Correlated Metrics Yield Multimetric Indices with Inferior Performance

Multimetric indices (MMIs) are widely used to assess the ecological health of freshwater ecosystems. An MMI is a sum of several standardized numeric variables or metrics, each representing a different attribute of a biological assemblage. Many researchers believe that highly correlated metrics should not be included in the same MMI because they convey redundant information. To seek evidence for or against this belief, I compared the performance of 1,000 MMIs created for each of eight existing data sets by randomly resampling metrics from sets of previously identified candidates. An MMI's performance was measured by its precision and its ability to detect differences between assemblages sampled in independently assessed reference and impacted streams. Across the 1,000 MMIs, precision decreased with increasing mean correlation magnitude for seven of the eight data sets. For seven of the data sets, multiple linear regressions fitted to each set of 1,000 MMIs predicted a decrease in MMI detection ability as the mean correlation magnitude between metrics increased, after adjusting for the average responsiveness of individual metrics to the difference between reference and impacted conditions.

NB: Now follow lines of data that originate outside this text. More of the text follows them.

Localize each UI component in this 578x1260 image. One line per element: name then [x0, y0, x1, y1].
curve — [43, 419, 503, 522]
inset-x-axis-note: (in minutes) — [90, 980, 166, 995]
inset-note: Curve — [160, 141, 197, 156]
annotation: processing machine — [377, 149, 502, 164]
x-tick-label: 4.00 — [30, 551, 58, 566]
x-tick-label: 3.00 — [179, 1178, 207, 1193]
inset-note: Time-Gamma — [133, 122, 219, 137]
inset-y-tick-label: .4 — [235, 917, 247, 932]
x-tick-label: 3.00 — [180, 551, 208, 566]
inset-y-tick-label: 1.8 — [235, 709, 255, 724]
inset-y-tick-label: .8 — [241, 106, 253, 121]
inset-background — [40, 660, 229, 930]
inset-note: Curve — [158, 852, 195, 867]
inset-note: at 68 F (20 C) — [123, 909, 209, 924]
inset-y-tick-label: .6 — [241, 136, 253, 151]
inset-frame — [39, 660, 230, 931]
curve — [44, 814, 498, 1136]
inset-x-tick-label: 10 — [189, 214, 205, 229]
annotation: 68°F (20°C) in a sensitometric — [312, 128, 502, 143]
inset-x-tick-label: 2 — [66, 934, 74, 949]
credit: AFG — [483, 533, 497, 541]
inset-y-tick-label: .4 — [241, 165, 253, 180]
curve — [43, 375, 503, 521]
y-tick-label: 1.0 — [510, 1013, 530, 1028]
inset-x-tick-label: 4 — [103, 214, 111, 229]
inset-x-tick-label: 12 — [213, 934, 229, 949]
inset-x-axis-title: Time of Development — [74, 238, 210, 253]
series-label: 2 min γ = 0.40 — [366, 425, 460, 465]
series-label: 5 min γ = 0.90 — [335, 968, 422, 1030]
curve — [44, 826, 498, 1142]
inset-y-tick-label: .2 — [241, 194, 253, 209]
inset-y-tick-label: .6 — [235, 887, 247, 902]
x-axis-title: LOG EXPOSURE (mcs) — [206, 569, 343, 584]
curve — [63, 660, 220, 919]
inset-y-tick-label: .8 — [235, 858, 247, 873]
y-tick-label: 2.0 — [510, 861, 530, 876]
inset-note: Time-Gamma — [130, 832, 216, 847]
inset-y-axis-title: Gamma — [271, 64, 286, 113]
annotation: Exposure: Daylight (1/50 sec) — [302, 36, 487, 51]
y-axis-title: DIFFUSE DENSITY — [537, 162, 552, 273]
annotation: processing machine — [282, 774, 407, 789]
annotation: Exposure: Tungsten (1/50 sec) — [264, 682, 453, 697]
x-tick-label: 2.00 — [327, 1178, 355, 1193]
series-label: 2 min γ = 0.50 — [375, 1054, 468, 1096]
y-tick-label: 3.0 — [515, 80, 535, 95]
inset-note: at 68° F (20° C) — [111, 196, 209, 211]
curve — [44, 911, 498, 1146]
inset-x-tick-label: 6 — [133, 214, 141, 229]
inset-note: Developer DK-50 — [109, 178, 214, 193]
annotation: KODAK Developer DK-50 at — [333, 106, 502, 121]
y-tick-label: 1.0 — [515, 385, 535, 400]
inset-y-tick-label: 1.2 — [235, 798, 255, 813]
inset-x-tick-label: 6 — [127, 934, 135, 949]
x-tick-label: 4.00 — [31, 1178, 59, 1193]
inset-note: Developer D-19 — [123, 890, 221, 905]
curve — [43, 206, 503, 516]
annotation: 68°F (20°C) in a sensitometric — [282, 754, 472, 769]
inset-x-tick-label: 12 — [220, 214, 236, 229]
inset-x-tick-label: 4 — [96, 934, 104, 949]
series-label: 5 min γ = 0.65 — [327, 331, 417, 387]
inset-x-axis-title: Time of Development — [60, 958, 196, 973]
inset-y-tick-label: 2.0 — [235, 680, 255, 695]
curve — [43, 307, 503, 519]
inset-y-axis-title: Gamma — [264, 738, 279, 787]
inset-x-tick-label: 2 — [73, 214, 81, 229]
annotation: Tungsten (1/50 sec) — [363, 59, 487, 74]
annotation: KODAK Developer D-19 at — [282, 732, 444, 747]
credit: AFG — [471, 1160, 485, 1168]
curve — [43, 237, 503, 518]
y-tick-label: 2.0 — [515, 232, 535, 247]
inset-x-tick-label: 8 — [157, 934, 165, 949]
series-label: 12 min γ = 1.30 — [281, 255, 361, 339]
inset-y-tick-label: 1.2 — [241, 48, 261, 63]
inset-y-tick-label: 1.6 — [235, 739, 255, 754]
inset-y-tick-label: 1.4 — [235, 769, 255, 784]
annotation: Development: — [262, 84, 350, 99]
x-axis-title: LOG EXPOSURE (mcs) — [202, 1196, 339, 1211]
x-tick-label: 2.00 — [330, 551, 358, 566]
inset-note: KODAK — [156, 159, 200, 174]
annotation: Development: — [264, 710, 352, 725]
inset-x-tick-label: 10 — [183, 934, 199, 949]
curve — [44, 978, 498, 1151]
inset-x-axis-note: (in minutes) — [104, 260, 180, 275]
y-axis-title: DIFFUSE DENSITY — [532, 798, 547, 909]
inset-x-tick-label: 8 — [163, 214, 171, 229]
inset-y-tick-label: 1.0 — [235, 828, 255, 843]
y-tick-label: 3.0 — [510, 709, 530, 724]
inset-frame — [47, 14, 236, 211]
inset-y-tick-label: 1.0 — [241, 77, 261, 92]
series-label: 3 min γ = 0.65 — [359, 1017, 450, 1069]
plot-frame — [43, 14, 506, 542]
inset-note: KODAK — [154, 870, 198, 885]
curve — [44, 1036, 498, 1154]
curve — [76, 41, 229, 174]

However, similar regressions showed that the size of the largest correlation between any two metrics in an MMI had little or no effect on its detection ability. Thus, minimizing the mean of metric correlations is more effective than the widespread practice of setting an upper correlation limit when optimal MMI performance is desired. Finally, an MMI had originally been built for each data set by selecting one set of individually best metrics. In 23 of 24 assessments, 5–100% of randomly selected MMIs outperformed the original MMIs. Because individually best metrics rarely yielded a best‐performing summed index, I recommend assessing multiple candidate MMIs, rather than just multiple candidate metrics, when developing a new MMI.